# 240sx Project



## engineer (Dec 14, 2004)

I'm new to nissans and am wanting some information for my next project. Assuming money is no issue, the platform I'm thinking of is a '95-'98 240sx RWD, a daily driver (at first), to get the most power, and it must be able to race well and/or drift, also I prefer no show. 

I want the most powerful engine and am looking at RB's right now; saw somewhere that there was a 3.0L RB, but can it fit, is it DOHC, and is it any better? I have worked with Honda's, I know :loser: , and didn't know if nissan had a similar valve timing system that could gain some hp. Are there stroker kits? If I could get a 6-spd transmission would be great, can't find good info on trany's. It has to start out as a daily driver so reliability and longevity are issues as well. I like to race more than I like to drag, so any info recognizing that would really be helpful.

Like I said money is no problem, it must be able to race in more than a straight line, and it must be a daily driver at first. I just want to know what engine/transmission would work best, what aftermarket or stock parts work better, and what weight reduction, suspension, and drivetrain improvements are possible; everything and anything that can improve performance. Any info/links/mags/pics would be great, and be easy on me since I know nothing.

SportCompactCar Tech-articles; Hybrid How-To: Nissan 240SX chassis, Skyline Engine (RB25DET into a '95-'98 240sx)
http://www.sportcompactcarweb.com/tech/0309scc_hybrid/


----------



## asleepz (Feb 24, 2004)

If your looking for brute force and good handleing.
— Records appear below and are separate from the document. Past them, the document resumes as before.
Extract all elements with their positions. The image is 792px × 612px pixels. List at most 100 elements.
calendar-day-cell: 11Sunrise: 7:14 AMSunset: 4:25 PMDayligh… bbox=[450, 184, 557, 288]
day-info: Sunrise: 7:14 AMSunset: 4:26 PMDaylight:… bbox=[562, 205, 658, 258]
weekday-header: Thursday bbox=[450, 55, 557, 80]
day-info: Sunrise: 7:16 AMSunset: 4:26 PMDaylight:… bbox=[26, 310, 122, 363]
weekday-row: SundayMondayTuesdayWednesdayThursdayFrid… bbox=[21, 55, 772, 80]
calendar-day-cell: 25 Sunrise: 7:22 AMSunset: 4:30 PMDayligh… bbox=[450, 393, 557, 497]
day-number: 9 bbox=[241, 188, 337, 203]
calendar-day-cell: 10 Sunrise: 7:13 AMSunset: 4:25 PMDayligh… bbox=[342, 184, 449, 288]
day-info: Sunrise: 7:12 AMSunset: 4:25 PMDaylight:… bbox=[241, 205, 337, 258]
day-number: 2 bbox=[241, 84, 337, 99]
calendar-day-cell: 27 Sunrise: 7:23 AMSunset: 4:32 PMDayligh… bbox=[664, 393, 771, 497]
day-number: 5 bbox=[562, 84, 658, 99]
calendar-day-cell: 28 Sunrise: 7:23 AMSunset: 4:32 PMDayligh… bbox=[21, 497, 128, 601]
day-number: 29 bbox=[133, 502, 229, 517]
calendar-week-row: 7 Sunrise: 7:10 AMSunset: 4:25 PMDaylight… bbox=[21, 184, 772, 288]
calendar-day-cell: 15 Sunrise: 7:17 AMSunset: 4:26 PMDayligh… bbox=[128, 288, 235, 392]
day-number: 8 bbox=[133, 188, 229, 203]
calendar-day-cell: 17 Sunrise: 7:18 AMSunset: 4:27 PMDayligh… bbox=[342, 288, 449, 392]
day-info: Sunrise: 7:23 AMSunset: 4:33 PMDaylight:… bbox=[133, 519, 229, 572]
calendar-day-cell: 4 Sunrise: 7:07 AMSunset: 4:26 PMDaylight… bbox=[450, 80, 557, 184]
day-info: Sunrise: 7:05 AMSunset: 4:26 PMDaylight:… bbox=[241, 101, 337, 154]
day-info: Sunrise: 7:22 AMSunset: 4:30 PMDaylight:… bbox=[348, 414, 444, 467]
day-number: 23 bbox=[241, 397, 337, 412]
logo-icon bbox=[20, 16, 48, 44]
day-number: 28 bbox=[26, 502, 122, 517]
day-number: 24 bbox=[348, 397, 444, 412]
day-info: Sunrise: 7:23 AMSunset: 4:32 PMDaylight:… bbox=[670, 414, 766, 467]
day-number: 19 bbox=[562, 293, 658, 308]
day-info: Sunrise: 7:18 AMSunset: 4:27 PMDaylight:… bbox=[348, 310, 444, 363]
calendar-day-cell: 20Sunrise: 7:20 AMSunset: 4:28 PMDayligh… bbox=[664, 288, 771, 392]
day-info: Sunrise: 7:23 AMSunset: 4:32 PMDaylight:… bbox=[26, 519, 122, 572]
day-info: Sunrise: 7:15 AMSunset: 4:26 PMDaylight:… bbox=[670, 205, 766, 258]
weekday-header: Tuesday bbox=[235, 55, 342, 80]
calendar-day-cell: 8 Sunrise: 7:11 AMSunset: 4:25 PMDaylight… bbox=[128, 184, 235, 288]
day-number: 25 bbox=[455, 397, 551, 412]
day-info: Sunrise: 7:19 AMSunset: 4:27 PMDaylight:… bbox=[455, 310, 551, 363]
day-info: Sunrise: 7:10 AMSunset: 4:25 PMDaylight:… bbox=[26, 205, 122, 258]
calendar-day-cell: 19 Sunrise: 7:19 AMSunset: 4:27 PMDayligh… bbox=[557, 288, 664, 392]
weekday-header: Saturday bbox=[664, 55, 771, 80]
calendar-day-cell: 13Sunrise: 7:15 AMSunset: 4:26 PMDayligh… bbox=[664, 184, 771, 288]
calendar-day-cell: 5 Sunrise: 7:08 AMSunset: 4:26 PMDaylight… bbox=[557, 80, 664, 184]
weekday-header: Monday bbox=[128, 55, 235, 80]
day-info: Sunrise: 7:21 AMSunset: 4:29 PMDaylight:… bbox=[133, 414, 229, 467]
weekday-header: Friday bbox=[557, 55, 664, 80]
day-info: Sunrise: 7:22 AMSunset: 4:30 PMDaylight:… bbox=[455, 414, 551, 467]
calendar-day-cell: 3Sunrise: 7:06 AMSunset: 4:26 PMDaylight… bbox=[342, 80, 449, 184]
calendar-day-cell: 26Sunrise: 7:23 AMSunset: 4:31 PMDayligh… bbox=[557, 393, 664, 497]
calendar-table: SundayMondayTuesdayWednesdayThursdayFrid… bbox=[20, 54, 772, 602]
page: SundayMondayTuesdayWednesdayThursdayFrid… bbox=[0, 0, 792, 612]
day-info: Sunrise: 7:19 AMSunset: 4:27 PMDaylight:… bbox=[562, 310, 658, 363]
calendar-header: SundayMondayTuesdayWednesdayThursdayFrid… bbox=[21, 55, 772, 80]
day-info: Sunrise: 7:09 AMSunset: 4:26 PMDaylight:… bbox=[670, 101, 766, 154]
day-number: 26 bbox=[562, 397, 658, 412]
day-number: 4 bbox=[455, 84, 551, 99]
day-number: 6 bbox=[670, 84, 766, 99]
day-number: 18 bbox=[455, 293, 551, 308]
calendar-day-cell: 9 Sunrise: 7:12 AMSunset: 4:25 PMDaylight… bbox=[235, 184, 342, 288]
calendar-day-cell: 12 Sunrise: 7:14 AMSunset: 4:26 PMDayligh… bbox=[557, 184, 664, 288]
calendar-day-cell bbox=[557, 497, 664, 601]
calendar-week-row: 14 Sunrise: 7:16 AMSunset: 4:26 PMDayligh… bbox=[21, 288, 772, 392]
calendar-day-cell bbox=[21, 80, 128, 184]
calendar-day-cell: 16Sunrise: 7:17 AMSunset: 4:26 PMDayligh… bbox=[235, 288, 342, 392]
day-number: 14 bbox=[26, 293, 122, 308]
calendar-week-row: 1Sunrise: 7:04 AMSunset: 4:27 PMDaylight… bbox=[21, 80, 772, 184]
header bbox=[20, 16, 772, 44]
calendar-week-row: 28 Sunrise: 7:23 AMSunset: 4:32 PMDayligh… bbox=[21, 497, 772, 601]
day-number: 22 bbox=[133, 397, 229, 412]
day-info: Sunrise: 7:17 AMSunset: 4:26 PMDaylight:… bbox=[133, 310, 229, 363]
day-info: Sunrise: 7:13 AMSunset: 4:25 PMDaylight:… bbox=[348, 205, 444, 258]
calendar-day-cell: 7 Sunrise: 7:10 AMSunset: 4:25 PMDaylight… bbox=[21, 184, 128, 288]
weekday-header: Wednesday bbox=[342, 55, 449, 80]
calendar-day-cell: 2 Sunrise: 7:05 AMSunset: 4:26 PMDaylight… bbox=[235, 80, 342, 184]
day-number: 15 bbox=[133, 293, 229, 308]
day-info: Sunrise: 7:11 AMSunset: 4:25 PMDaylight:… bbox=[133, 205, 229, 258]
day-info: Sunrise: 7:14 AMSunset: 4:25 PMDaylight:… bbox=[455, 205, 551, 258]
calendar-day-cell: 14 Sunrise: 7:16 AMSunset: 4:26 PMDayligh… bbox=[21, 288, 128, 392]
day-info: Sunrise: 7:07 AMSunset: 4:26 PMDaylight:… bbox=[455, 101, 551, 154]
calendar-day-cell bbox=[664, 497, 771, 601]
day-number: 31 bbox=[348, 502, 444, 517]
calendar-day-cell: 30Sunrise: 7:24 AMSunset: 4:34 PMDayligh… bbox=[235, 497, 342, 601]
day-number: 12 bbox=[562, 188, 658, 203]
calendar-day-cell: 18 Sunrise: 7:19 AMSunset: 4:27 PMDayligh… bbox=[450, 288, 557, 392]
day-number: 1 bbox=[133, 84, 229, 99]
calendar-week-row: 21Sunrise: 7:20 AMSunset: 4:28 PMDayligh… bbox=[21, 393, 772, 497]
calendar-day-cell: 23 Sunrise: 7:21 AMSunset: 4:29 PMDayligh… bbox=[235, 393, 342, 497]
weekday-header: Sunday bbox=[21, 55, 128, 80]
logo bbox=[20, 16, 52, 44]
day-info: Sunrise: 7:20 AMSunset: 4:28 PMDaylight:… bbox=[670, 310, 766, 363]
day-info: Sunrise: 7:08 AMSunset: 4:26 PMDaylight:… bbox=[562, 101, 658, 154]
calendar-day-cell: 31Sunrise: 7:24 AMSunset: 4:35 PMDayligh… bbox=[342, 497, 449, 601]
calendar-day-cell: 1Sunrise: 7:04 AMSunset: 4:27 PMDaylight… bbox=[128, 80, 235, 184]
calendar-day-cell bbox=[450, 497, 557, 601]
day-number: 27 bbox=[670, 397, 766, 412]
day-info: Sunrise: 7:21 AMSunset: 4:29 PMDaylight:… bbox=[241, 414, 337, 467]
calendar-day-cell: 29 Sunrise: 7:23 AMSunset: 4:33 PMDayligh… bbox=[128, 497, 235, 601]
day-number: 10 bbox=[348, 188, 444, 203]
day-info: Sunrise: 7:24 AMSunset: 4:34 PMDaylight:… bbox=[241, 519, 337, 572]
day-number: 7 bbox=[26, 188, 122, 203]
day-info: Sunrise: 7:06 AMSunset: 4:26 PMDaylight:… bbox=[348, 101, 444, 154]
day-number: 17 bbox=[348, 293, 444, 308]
I would get the RB26DETT (because you will go through MAJOR hell trying to find a RB30DET) swap that in with the RB25 tranny or convert to 4WD with the RB26 tranny.

Or the SR20DET.


----------



## chimmike (Oct 17, 2002)

do you think the rb30det is more powerful than an rb26dett simply because of size?

There's a TON of info out on the net and in magazines about this....perhaps you should start reading


----------